In questo quadro, le indicazioni delle autorità di controllo – come il Garante per la protezione dei dati personali – offrono linee guida che spingono le aziende a non confondere la sicurezza legittima con il monitoraggio generalizzato.

L’intelligenza artificiale applicata alla cybersecurity, ha concluso Perut, deve essere vista come uno strumento potente, ma non neutrale: può aumentare la resilienza dell’organizzazione, ma se non governata in modo corretto rischia di comprimere diritti fondamentali e di creare un clima di sorveglianza permanente sul luogo di lavoro, incompatibile con i principi europei di tutela della dignità del lavoratore.

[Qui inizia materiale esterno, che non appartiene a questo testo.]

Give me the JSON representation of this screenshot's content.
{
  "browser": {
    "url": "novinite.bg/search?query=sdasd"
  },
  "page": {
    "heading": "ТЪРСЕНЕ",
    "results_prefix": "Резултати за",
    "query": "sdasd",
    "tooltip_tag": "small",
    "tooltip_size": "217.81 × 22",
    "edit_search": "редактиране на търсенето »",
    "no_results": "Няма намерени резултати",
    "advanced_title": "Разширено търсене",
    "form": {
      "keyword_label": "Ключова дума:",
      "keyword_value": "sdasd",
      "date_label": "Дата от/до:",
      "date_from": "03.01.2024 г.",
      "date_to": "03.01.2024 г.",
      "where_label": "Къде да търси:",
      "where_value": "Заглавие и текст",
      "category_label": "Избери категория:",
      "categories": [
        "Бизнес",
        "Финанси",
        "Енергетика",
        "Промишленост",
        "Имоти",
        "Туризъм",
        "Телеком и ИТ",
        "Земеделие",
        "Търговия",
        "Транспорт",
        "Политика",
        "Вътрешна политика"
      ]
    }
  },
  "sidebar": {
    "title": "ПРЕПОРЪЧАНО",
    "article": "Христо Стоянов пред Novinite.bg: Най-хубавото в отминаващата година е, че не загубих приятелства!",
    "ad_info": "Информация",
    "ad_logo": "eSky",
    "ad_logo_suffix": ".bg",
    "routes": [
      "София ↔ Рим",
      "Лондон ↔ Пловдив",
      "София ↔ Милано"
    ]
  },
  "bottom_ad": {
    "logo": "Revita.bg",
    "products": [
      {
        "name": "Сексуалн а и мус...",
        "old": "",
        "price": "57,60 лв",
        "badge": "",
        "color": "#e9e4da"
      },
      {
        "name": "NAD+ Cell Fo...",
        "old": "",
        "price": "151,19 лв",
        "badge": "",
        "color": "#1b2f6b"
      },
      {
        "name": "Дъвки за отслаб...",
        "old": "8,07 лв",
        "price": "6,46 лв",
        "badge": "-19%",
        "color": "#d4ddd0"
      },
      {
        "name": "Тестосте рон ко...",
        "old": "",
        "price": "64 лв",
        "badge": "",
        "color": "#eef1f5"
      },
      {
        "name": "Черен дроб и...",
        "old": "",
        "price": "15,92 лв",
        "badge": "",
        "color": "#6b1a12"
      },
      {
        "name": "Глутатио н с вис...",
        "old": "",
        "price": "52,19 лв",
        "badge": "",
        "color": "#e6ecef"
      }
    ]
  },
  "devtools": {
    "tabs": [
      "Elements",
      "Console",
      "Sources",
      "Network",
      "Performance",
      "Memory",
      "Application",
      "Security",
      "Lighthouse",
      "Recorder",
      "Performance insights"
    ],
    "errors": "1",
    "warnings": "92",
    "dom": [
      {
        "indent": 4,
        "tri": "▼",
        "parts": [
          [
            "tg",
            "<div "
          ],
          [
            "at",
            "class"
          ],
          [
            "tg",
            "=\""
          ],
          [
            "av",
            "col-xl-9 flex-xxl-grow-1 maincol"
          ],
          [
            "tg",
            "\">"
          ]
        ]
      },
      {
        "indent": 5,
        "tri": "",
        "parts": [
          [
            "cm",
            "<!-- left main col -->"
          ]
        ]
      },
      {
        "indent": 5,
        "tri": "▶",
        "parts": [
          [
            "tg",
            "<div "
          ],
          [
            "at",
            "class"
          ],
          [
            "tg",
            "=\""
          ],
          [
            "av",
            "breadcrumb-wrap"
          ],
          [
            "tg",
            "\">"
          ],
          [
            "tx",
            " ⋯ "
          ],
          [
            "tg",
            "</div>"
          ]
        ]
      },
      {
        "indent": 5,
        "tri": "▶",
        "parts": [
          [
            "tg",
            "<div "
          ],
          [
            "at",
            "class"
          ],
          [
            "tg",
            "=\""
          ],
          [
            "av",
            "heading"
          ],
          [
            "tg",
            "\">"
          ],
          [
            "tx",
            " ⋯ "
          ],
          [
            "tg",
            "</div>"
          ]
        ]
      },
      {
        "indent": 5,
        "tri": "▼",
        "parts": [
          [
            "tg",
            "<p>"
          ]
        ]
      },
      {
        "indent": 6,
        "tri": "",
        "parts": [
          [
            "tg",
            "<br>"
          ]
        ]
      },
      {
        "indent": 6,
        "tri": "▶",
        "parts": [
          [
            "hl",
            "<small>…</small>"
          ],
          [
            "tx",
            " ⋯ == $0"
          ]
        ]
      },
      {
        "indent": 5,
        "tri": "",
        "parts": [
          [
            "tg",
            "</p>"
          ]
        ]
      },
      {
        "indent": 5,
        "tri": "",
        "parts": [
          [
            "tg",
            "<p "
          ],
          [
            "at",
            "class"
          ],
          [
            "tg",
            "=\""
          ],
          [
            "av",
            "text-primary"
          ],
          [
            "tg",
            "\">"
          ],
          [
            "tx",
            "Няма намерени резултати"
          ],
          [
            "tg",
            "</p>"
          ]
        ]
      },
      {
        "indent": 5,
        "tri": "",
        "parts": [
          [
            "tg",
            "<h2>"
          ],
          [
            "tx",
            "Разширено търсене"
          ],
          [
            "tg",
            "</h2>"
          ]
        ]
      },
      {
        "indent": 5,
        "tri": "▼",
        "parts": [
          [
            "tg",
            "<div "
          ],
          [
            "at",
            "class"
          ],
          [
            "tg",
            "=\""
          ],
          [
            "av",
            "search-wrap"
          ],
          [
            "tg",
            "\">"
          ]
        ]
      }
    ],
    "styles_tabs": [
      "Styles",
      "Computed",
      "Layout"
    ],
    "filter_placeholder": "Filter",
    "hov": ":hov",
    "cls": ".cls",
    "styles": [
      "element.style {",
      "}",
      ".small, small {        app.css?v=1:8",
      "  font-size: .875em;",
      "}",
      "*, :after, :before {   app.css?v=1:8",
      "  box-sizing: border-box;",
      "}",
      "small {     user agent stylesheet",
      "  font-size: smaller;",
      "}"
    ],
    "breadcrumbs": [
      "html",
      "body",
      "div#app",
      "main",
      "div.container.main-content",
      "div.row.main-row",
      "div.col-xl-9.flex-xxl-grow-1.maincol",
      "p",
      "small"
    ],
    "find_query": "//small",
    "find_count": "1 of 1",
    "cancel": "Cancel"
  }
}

Professioni, imprese e cittadini: la nuova frontiera tra efficienza e responsabilità

A chiudere il cerchio, sotto la regia di Livio Varriale, è stata la consapevolezza che la cybersecurity nell’era dell’IA non è più un capitolo tecnico destinato agli addetti ai lavori, ma il luogo in cui si incontrano – e si scontrano – interessi economici, diritti individuali, politiche industriali e trasformazioni del lavoro. Da un lato, l’intelligenza artificiale promette efficienza, competitività, velocità: agenti intelligenti che automatizzano processi, strumenti che prevedono guasti, algoritmi che ottimizzano investimenti e relazioni con i clienti. Dall’altro, la stessa intelligenza artificiale apre nuove superfici d’attacco, amplifica la portata degli errori umani, ridefinisce il perimetro di ciò che è controllabile e di ciò che sfugge alle policy aziendali. Gli interventi di Fiore, Longo, Felline e Perut hanno mostrato che nessuno di questi fronti può essere affrontato da solo. Servono professionisti riconosciuti, come gli ingegneri dell’informazione, capaci di tenere insieme tecnica e coscienza; servono accademici e centri di ricerca che trasformino concetti come la shadow AI in strumenti concreti di governance; servono poli di innovazione che permettano alle pmi di sperimentare tecnologie avanzate senza esporsi a rischi insostenibili; servono giuristi e consulenti in grado di tradurre le potenzialità dell’IA in soluzioni che rispettino privacy, lavoro e diritti fondamentali. In mezzo, restano i cittadini e i lavoratori, spesso esposti a tecnologie che usano tutti i giorni senza conoscerne davvero il funzionamento, convinti che l’IA sia solo una scorciatoia per risparmiare tempo, senza percepire quanto ogni click, ogni copia–incolla, ogni plugin attivato possa spostare equilibri di potere, di trasparenza e di sicurezza. La vera sfida, è emerso dal dibattito di Lecce, non è decidere se usare o meno l’intelligenza artificiale, ma scegliere come e con quali garanzie. In un contesto in cui la cybersecurity diventa il fondamento invisibile del business, la differenza tra chi saprà governare questa trasformazione e chi la subirà si giocherà sulla capacità di costruire ecosistemi di fiducia, in cui efficienza e responsabilità procedano nella stessa direzione.